Wednesday 10 December 2008

Clare council rezones 70 contentious acres

MEMBERS OF Clare County Council have rejected Department of the Environment warnings not to press ahead with a contentious "ad-hoc" rezoning of 70 acres for industry.

The move by the council is one a series of snubs that councillors have delivered to Minister for the Environment John Gormley in drawing up the new greater Ennis development plan.

The councillors ignored departmental pleas to dezone land after it found that there was over-zoning in the greater Ennis area and they loosened the rules on one-off housing.

The department has concluded that the adopted plan "does not represent a strategy for the proper planning and sustainable development of Clare".

Mr Gormley is now poised to use his executive powers to direct the council to carry out the dezonings and tighten restrictions on one-off housing with the plan now becoming law.

The largest single rezoning that went against the wishes of the council planners was a proposal to rezone 70 acres at Beechpark on the outskirts of Ennis from countryside to industrial to facilitate a business campus.

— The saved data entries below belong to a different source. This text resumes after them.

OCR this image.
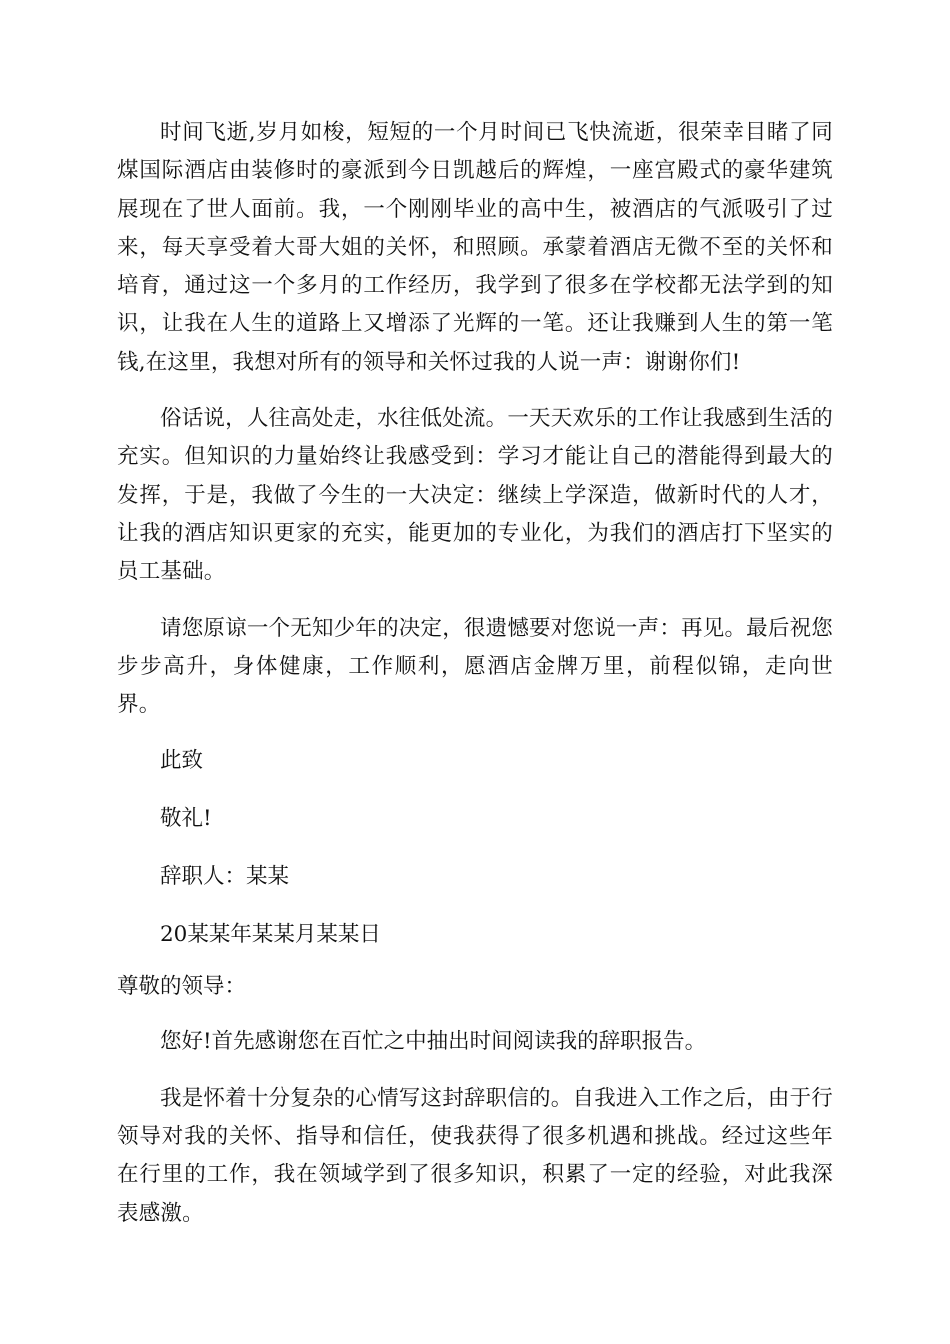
时间飞逝,岁月如梭，短短的一个月时间已飞快流逝，很荣幸目睹了同煤国际酒店由装修时的豪派到今日凯越后的辉煌，一座宫殿式的豪华建筑展现在了世人面前。我，一个刚刚毕业的高中生，被酒店的气派吸引了过来，每天享受着大哥大姐的关怀，和照顾。承蒙着酒店无微不至的关怀和培育，通过这一个多月的工作经历，我学到了很多在学校都无法学到的知识，让我在人生的道路上又增添了光辉的一笔。还让我赚到人生的第一笔钱,在这里，我想对所有的领导和关怀过我的人说一声：谢谢你们!

俗话说，人往高处走，水往低处流。一天天欢乐的工作让我感到生活的充实。但知识的力量始终让我感受到：学习才能让自己的潜能得到最大的发挥，于是，我做了今生的一大决定：继续上学深造，做新时代的人才，让我的酒店知识更家的充实，能更加的专业化，为我们的酒店打下坚实的员工基础。

请您原谅一个无知少年的决定，很遗憾要对您说一声：再见。最后祝您步步高升，身体健康，工作顺利，愿酒店金牌万里，前程似锦，走向世界。

此致

敬礼!

辞职人：某某

20某某年某某月某某日

尊敬的领导：

您好!首先感谢您在百忙之中抽出时间阅读我的辞职报告。

我是怀着十分复杂的心情写这封辞职信的。自我进入工作之后，由于行领导对我的关怀、指导和信任，使我获得了很多机遇和挑战。经过这些年在行里的工作，我在领域学到了很多知识，积累了一定的经验，对此我深表感激。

Ennis developer Pádraig Howard is promoting the proposal. He believes it will provide 80 to 100 jobs in the short term and expand to a potential 2,000 jobs in the next 10 to 15 years in a "sustainable enterpreneurship campus".

However, county manager Alec Fleming has called on councillors to abandon the rezoning after putting forward a series of planning reasons as to why the site should not be rezoned.

In a council report, Mr Fleming urged councillors to "abandon its ad-hoc" industrial rezoning as it would lead to a substantial risk of contamination of the Claureen river and could affect the spawning grounds of protected fish species.

In evaluating the proposal, the council's planning unit said: "The site contains some of the best examples of mature forest in the Ennis area and such a habitat could be threatened by any injudicious development."

In its submission, the department stated: "If there is a proven demand for such a quantum of zoning, then the council could give consideration to rezoning this land but only where there is no appropriate alternative land which is more closely integrated into the urban area."

However, the councillors ignored the pleas of the manager and the Department of the Environment and pressed ahead with the rezoning.